The Siemens test machine has been described by US officials as being more advanced than the Chinese machine.
However, it will be a “significant technological breakthrough” and the US could use it in nuclear weapons production.
It is a “major step forward,” said Steven Simon, a senior associate with the Stimson Center think tank in Washington, DC.
“It would enable the US to build a nuclear deterrent that is competitive and reliable.”
The US will need about 50 centrifugers for the next 10 years, but the number could rise dramatically as the price of uranium is expected to drop.
That means the US may need to start building a new type of centrifuge in order to keep pace with its nuclear arsenal.
The new machine would need to be significantly larger than the one used by the Chinese, and would also need to weigh more than a million pounds.

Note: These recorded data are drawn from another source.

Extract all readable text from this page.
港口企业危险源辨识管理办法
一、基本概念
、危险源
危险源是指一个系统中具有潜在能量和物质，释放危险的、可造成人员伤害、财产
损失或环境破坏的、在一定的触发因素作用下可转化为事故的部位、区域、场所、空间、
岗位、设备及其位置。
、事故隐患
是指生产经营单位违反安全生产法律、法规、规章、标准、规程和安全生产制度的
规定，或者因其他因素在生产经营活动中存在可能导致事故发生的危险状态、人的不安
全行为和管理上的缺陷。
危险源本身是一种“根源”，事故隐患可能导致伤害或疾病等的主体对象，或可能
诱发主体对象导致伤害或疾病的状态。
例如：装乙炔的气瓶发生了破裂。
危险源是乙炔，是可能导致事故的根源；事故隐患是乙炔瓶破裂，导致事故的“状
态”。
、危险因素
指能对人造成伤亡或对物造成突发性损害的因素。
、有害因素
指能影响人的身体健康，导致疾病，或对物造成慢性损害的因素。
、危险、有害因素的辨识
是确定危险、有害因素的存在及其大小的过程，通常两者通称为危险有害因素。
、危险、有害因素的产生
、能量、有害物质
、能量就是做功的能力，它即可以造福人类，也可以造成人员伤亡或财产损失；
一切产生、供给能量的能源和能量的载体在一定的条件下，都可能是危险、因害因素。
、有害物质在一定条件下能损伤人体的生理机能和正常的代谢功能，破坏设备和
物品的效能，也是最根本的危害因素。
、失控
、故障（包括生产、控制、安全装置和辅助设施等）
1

The centrifuge design has been years in the making, and US officials have said they want to design it to withstand extreme temperatures and high pressures.
The most advanced centrifuge currently being tested in the US, the SNC-Lavalin design, weighs more than 10 million pounds, and has a capacity to produce up to 4,400 pounds of plutonium a year.
But that will require more powerful and more expensive centrifuged machinery, which are still in development.
The SNC has announced plans to build an upgraded version of the SSC-1 centrifuge that would be used in the next few years, and it has also announced that it plans to invest more than $300 million in a new $4.4 billion centrifuge facility in Idaho.
The state, along with the Department of Energy, has been working on a deal to purchase the equipment.
“The deal will bring a significant amount of capital and expertise to Idaho and to the state,” Idaho Governor C.L. “But it will also bring a major technology development, which we hope will drive the pace and scope of future investments to this new and exciting technology,” the state said in a statement.
“This deal is the best of both worlds for Idaho, and we look forward to working with the US government to ensure that Idaho and Idahoans benefit from this investment.”